Let me start off by saying whether you’re in high school, college, or a recent college graduate, it’s never too early to start investing. Even if you have just $500 saved that you don’t anticipate needing to use in the next year, that is plenty of money to get you started on the path of investing. In fact, the earlier you start investing the greater your returns can be over time.
An example of the power of investing early.
If you invest $500 in the stock market at age 20 and get an average annual return of 7%, which is the average annual return of the stock market according to most data, by the time you are 40 years old your initial $500 investment will be worth approximately $1,900. That’s almost 4x what you started with!
These calculations don’t even take dividends into consideration. Chances are as you get older and your income grows you will invest more and more money. Overtime these investments can add up to give you substantial returns later in life. The take home message is that the time to start investing is now!
Related: Make Your Money Work For You
What should you invest in?
There are many different options you can choose to invest in, but I will discuss some of the more popular options for low budget investors. Keep in mind not all investments are created equal, some are more risky than others. It’s ultimately up to you to thoroughly research a potential investment before you sink your hard earned money into it.

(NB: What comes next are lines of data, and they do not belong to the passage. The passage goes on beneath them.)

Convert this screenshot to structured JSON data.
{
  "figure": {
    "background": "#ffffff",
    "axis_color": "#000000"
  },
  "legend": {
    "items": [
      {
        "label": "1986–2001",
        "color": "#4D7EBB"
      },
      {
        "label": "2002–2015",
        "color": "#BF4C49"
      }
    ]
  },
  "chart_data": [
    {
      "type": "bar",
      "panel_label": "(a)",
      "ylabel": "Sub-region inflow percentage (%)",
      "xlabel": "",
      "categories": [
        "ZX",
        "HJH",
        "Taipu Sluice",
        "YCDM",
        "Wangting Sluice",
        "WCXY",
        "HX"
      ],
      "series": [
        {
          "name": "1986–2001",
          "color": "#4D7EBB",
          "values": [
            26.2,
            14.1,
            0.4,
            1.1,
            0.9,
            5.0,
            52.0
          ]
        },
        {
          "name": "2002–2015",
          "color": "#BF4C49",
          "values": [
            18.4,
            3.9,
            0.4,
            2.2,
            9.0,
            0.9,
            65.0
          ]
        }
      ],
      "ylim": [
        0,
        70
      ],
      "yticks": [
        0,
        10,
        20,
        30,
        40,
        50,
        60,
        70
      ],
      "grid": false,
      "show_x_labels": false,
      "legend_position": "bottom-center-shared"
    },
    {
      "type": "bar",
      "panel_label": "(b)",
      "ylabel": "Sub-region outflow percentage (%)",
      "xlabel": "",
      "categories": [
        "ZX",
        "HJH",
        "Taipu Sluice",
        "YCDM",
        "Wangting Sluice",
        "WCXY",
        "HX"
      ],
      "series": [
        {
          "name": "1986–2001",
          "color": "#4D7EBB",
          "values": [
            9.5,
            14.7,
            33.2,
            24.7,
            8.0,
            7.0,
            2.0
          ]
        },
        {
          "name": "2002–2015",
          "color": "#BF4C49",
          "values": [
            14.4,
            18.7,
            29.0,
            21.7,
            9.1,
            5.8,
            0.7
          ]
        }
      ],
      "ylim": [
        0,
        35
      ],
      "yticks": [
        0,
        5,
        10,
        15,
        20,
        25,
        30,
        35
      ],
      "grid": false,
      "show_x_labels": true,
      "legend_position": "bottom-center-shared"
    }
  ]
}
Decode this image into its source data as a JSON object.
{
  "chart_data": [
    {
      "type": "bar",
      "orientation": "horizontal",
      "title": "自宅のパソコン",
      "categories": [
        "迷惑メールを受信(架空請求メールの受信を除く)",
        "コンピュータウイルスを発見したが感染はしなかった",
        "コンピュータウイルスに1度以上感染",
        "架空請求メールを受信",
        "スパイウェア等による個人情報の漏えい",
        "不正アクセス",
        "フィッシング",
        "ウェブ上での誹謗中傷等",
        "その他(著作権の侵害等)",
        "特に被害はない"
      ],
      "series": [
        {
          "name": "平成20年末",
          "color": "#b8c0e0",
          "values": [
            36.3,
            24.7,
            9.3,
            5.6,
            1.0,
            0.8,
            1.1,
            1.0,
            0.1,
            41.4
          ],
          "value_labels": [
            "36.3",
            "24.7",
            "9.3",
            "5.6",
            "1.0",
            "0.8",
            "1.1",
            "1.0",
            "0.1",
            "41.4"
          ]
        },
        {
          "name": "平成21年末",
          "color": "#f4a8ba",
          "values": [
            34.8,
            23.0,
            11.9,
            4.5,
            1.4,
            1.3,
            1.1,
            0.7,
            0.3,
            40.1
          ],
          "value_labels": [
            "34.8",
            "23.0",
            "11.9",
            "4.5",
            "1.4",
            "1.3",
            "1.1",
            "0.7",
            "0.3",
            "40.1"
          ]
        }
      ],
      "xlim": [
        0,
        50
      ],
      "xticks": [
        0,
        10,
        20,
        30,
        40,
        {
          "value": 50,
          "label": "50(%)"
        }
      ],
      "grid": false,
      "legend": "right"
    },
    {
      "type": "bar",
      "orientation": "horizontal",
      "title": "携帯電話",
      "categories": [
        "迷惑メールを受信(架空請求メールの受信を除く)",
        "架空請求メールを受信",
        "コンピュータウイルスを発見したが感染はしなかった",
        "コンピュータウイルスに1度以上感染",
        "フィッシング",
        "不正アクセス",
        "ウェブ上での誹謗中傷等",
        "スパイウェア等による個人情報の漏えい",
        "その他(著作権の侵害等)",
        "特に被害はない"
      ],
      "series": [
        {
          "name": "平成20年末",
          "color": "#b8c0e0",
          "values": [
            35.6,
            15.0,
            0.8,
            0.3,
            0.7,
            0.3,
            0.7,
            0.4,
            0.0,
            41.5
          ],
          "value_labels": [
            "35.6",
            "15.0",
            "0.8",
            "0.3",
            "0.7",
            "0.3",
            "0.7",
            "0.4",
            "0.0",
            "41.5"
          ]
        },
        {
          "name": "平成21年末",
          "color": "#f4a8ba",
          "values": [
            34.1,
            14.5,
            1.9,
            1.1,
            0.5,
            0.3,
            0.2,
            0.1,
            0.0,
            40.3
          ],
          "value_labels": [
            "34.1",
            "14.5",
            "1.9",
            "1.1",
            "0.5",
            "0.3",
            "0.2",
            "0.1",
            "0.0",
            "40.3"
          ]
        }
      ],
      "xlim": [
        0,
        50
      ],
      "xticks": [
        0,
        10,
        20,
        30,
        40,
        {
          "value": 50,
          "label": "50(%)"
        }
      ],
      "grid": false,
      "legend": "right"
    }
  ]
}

Here are a few common investments you can do on a low budget:
When you purchase a stock you are literally purchasing a portion of a company. Stocks range in price from less than a penny to thousands of dollars per share. One of the most basic ways to trade stocks is to buy low and sell high. This isn’t to say that everything you buy will eventually increase in price as some stocks decrease, stay flat, or the company can even go out of business.
Not only can you buy low and sell high to make a profit on stocks, you can also earn dividends from some stocks. A dividend is a set amount of money you receive for every share you own. When a company pays a dividend they are essentially distributing a portion of the profits to shareholders. Dividends are typically paid two to four times a year. If you own a small number of shares of a particular stock, dividends won’t do much for you. If you own hundreds of shares of a stock or more the dividend is enough that it can almost act as a source of income in some cases.
The return you can expect to see from investing in stocks can vary greatly. For example, you could buy a volatile penny stock (I don’t recommend this) that shoots up 500% overnight, or it could completely tank and the company goes out of business. If you invest in a more stable company (I recommend this), you could expect an average annual return of about 7% according to most historical data. This isn’t to say stocks will go up 7% every year. They may be down 20% one year then up 27% the next year, but the the average annual return of the stock market has averaged about 7% for long term investments. In all honesty it’s hard to say what kind of return you can expect as there are so many different stocks you can invest in and the timing of your investment can play a crucial role.
Related: Introduction To Stock Investing
When you purchase a bond you are essentially lending money to the company or government you purchased it from. In return, they pay you interest on the money and will eventually pay you back the face value of the bond at a specified time.
One advantage of investing in bonds versus stocks is that bonds are generally a lower risk. If your bond is with the government it is practically risk-free. The downside to investing is bonds is that the return on your investment is often much smaller than what you can get investing in stocks. As of 2017, the current rates for U.S. savings bonds ranges from 0.10%-2.76%. At these rates, an investment in bonds at this point in time may not even keep up with inflation.
When you buy a mutual fund you are buying a group of stocks or bonds. The group of stocks or bonds in the fund are selected by the fund managers. The different types of funds include money market funds, bond funds, and stock funds.
The advantage of mutual funds is that you don’t need a lot of money to invest. This is also one of the most cost effective ways to create a diverse portfolio that way you aren’t hinging your entire investment on one stock or bond. Another advantage of a mutual fund is that if you are a novice investor it provides a professional management team that take care of choosing the stocks or bonds to include in the fund.
So how do make money from mutual funds? Just like investing in stocks, you can receive dividends from funds that hold dividend paying stocks. Likewise, bond funds will pay you interest. For stock funds, when the fund managers sell a particular stock for a profit, the profit gets distributed to fund owners at the end of the year minus any losses. Another way you can make money is to sell your shares in the fund after the fund has increased in value.
The main risk of mutual funds is that just like stocks, they can go down in value.
Many investment options are available.
Stock, bonds, and mutual funds are only a few of the many investment options available. Other popular investments include real estate, annuities, savings accounts, 401K’s, IRA’s, and stock options. What you choose to invest in is ultimately up to you. The amount of money you have to invest and the risks you are willing to take will help to determine which investments may be right for you.
Before choosing what to invest in it’s beneficial to look at the current state of the economy. For example, in past years you could get a decent interest rate on a savings account, but now the rate is so low that the interest you earn will hardly amount to anything relative to what you invest in it.
The take home message is that you should thoroughly research a potential investment before actually making the decision to invest. After all, you worked hard for that money. Happy investing!